Mr. Richard, the former children's advocate in New Brunswick who took on the role in British Columbia last year, called the current situation in B.C. "an embarrassment for the country" and called on the two levels of government to develop a concrete plan for child-welfare services.
Mr. Richard released a report Thursday that examined delegated aboriginal agencies, which provide child-welfare services to aboriginal families through agreements with the province. Such agencies receive a mix of provincial and federal funding.
The report found federal-funding models for such agencies are "flawed and discriminatory, leading to more children ending up in care."
The report echoes many of the issues raised in a landmark Canadian Human Rights Tribunal decision in 2016 that found federal funding of Indigenous child welfare was discriminatory and resulted in more children ending up in care.
Currently, about 62 per cent of the 7,000 children in care in B.C. are Indigenous, although they account for about 10 per cent of the total child population.
There are currently 23 aboriginal agencies in B.C. that operate throughout the province and provide services up to full child protection.
Delegated agencies have come under scrutiny repeatedly over the past two decades over concerns that include screening of caregivers.
A delegated agency, Fraser Valley Aboriginal Child and Family Services Agency, was involved with Alex Gervais. Mr. Gervais died at the age of 18 in 2015 after he leapt to his death from a fourth-floor window of a hotel – a placement arranged by the delegated agency.
In an interview Thursday, a worker with that agency said she was relieved by Mr. Richard's report, because it highlighted the challenges of working with complex cases and emphasized the lack of resources for keeping families together.
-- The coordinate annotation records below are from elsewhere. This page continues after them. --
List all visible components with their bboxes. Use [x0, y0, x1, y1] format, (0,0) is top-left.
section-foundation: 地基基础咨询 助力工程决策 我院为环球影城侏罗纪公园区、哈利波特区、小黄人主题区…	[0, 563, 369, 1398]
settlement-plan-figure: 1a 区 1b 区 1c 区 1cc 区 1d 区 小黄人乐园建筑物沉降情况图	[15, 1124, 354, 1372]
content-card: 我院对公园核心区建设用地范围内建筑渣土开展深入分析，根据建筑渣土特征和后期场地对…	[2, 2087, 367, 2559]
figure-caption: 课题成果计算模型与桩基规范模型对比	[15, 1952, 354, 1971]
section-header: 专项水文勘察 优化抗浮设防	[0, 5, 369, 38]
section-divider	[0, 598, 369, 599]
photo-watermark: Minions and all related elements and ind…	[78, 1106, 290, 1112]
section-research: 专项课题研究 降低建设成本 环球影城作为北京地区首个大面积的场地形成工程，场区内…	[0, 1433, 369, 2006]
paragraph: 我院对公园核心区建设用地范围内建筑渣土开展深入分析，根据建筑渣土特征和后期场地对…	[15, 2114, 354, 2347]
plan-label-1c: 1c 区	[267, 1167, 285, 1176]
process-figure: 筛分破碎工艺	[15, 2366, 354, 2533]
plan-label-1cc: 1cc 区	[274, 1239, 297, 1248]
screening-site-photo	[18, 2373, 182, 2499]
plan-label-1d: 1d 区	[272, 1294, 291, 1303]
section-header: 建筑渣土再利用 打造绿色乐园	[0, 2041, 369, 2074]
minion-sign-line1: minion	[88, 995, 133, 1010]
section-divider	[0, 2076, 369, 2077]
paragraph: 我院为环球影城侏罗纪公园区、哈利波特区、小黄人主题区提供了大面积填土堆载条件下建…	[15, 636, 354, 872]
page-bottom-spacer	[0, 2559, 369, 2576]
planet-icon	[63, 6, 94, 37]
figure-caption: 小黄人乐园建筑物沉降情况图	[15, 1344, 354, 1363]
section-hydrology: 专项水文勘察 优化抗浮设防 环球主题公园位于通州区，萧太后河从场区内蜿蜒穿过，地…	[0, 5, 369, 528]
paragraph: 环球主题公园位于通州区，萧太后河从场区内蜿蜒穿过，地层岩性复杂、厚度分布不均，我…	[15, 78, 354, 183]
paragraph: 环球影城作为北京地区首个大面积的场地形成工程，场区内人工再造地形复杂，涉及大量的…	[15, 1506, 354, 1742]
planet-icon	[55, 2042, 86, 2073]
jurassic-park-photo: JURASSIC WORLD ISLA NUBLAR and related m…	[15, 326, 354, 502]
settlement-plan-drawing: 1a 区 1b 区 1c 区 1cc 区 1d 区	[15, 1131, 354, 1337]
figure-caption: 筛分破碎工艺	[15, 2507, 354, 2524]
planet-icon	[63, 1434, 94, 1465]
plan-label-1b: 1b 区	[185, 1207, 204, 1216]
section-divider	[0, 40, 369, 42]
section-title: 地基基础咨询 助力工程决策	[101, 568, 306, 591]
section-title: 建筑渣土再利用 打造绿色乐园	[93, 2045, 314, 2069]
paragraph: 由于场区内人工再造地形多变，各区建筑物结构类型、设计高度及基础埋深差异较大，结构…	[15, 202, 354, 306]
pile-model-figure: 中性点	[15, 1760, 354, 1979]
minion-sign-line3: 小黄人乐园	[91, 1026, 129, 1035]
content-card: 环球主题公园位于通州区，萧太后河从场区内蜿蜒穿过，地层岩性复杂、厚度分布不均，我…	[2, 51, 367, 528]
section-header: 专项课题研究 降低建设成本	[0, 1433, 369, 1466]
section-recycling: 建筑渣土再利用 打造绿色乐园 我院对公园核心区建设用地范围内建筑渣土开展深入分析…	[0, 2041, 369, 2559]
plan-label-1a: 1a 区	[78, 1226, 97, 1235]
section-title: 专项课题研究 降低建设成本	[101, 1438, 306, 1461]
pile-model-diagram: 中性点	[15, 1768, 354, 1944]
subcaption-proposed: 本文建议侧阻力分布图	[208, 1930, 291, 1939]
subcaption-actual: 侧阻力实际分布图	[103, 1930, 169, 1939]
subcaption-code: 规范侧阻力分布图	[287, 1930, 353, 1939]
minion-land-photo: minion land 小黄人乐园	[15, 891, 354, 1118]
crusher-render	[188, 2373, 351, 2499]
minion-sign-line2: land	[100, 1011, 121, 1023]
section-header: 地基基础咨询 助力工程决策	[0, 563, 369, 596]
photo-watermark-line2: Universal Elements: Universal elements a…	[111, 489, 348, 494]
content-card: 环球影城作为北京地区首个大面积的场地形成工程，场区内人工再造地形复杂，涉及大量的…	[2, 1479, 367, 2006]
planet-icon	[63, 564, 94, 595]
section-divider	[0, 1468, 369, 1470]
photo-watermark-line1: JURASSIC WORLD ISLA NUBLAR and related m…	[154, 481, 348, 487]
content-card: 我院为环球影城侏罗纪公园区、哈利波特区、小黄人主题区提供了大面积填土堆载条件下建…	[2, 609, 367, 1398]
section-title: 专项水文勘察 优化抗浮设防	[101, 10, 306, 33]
Caseloads can be double or triple the recommended level and can worsen if workers off on leave are not replaced, she said.
Mr. Richard's Tuesday report noted that delegated agencies have difficulty hiring and retaining workers because they can't pay competitive salaries and benefits.
He also referred to a report by his predecessor, titled "When Talk Trumped Service," which concluded millions had been spent on Indigenous child welfare without helping any children. He said that report had been mistakenly interpreted as criticizing Indigenous people for spending money without full accountability – when in fact the report's main purpose was to point out the government's confused, ineffective approach to delegation and oversight.
Mr. Richard's latest report underlines conclusions made in several previous studies, said NDP children's critic Melanie Mark.
"People don't understand that these delegated agencies are contracted on behalf of the ministry to deliver the same services [as the ministry]," Ms. Mark said.
"What this report exposes is that they do the same services with less money – less resources, less training and less capacity to carry out the same mandated, legislated services."
Children's Minister Stephanie Cadieux released a statement saying Mr. Richard's conclusions don't reflect many of the recent improvements the province has made to help ensure better outcomes for Indigenous children and families.